Chernobyl has four reactors each capable of producing 1000MW. It employed 600 employees at the time but I am not sure if that is the actual total. On April 26, 1986 Reactor 4 experienced a sudden power surge during a systems test resulting in explosions and a fire. This allowed a release of radioactive gas and dust that spread widely. Many people died during and following the explosions and containment. It is thought that the political and economic costs of Chernobyl contributed to the fall of the Soviet Union. It caused the nuclear power industry to undergo safety inspections and many were retired. The environmental impacts in the areas around the incident are significant.
This from the NRC: "The majority of the five million residents living in contaminated areas, however, received very small radiation doses comparable to natural background levels (0.1 rem per year). (UNSCEAR 2008, pg. 124-25) Today the available evidence does not strongly connect the accident to radiation-induced increases of leukemia or solid cancer, other than thyroid cancer. Many children and adolescents in the area in 1986 drank milk contaminated with radioactive iodine, which delivered substantial doses to their thyroid glands. To date, about 6,000 thyroid cancer cases have been detected among these children. Ninety-nine percent of these children were successfully treated; 15 children and adolescents in the three countries died from thyroid cancer by 2005. The available evidence does not show any effect on the number of adverse pregnancy outcomes, delivery complications, stillbirths or overall health of children among the families living in the most contaminated areas. (UNSCEAR 2008, pg. 65) "
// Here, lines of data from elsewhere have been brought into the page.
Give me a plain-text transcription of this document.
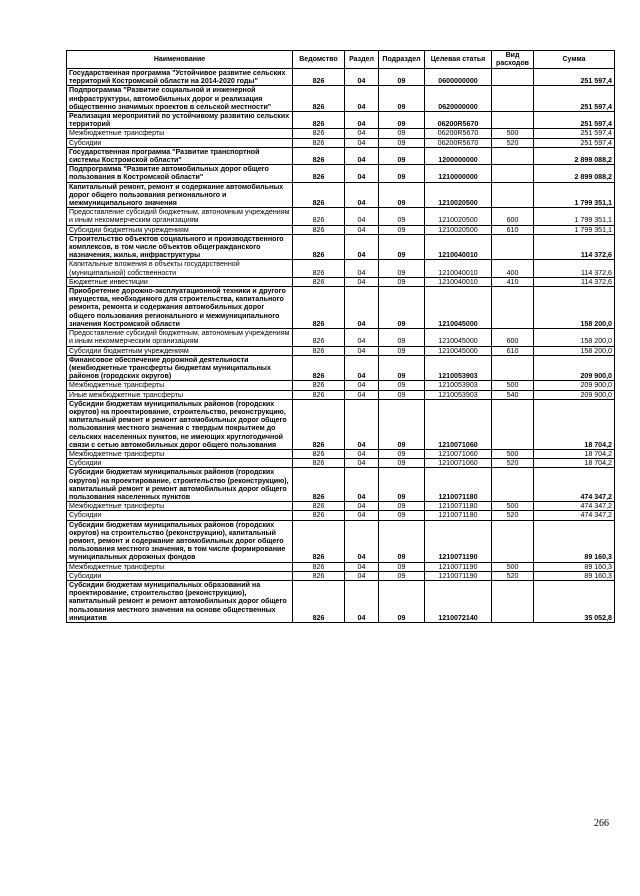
Наименование	Ведомство	Раздел	Подраздел	Целевая статья	Вид расходов	Сумма
Государственная программа "Устойчивое развитие сельских территорий Костромской области на 2014-2020 годы"	826	04	09	0600000000		251 597,4
Подпрограмма "Развитие социальной и инженерной инфраструктуры, автомобильных дорог и реализация общественно значимых проектов в сельской местности"	826	04	09	0620000000		251 597,4
Реализация мероприятий по устойчивому развитию сельских территорий	826	04	09	06200R5670		251 597,4
Межбюджетные трансферты	826	04	09	06200R5670	500	251 597,4
Субсидии	826	04	09	06200R5670	520	251 597,4
Государственная программа "Развитие транспортной системы Костромской области"	826	04	09	1200000000		2 899 088,2
Подпрограмма "Развитие автомобильных дорог общего пользования в Костромской области"	826	04	09	1210000000		2 899 088,2
Капитальный ремонт, ремонт и содержание автомобильных дорог общего пользования регионального и межмуниципального значения	826	04	09	1210020500		1 799 351,1
Предоставление субсидий бюджетным, автономным учреждениям и иным некоммерческим организациям	826	04	09	1210020500	600	1 799 351,1
Субсидии бюджетным учреждениям	826	04	09	1210020500	610	1 799 351,1
Строительство объектов социального и производственного комплексов, в том числе объектов общегражданского назначения, жилья, инфраструктуры	826	04	09	1210040010		114 372,6
Капитальные вложения в объекты государственной (муниципальной) собственности	826	04	09	1210040010	400	114 372,6
Бюджетные инвестиции	826	04	09	1210040010	410	114 372,6
Приобретение дорожно-эксплуатационной техники и другого имущества, необходимого для строительства, капитального ремонта, ремонта и содержания автомобильных дорог общего пользования регионального и межмуниципального значения Костромской области	826	04	09	1210045000		158 200,0
Предоставление субсидий бюджетным, автономным учреждениям и иным некоммерческим организациям	826	04	09	1210045000	600	158 200,0
Субсидии бюджетным учреждениям	826	04	09	1210045000	610	158 200,0
Финансовое обеспечение дорожной деятельности (межбюджетные трансферты бюджетам муниципальных районов (городских округов)	826	04	09	1210053903		209 900,0
Межбюджетные трансферты	826	04	09	1210053903	500	209 900,0
Иные межбюджетные трансферты	826	04	09	1210053903	540	209 900,0
Субсидии бюджетам муниципальных районов (городских округов) на проектирование, строительство, реконструкцию, капитальный ремонт и ремонт автомобильных дорог общего пользования местного значения с твердым покрытием до сельских населенных пунктов, не имеющих круглогодичной связи с сетью автомобильных дорог общего пользования	826	04	09	1210071060		18 704,2
Межбюджетные трансферты	826	04	09	1210071060	500	18 704,2
Субсидии	826	04	09	1210071060	520	18 704,2
Субсидии бюджетам муниципальных районов (городских округов) на проектирование, строительство (реконструкцию), капитальный ремонт и ремонт автомобильных дорог общего пользования населенных пунктов	826	04	09	1210071180		474 347,2
Межбюджетные трансферты	826	04	09	1210071180	500	474 347,2
Субсидии	826	04	09	1210071180	520	474 347,2
Субсидии бюджетам муниципальных районов (городских округов) на строительство (реконструкцию), капитальный ремонт, ремонт и содержание автомобильных дорог общего пользования местного значения, в том числе формирование муниципальных дорожных фондов	826	04	09	1210071190		89 160,3
Межбюджетные трансферты	826	04	09	1210071190	500	89 160,3
Субсидии	826	04	09	1210071190	520	89 160,3
Субсидии бюджетам муниципальных образований на проектирование, строительство (реконструкцию), капитальный ремонт и ремонт автомобильных дорог общего пользования местного значения на основе общественных инициатив	826	04	09	1210072140		35 052,8
266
Chernobyl: Consequences of the Catastrophe for People and the Environment was published by the New York Academy of Sciences. It is authored by three noted scientists: Russian biologist Dr. Alexey Yablokov, former environmental advisor to the Russian president; Dr. Alexey Nesterenko, a biologist and ecologist in Belarus; and Dr.Vassili Nesterenko, a physicist and at the time of the accident director of the Institute of Nuclear Energy of the National Academy of Sciences of Belarus. Its editor is Dr. Janette Sherman, a physician and toxicologist long involved in studying the health impacts of radioactivity. The book is solidly based — on health data, radiological surveys and scientific reports — some 5,000 in all. It concludes that based on records now available, some 985,000 people died, mainly of cancer, as a result of the Chernobyl accident. That is between when the accident occurred in 1986 and 2004. More deaths, it projects, will follow.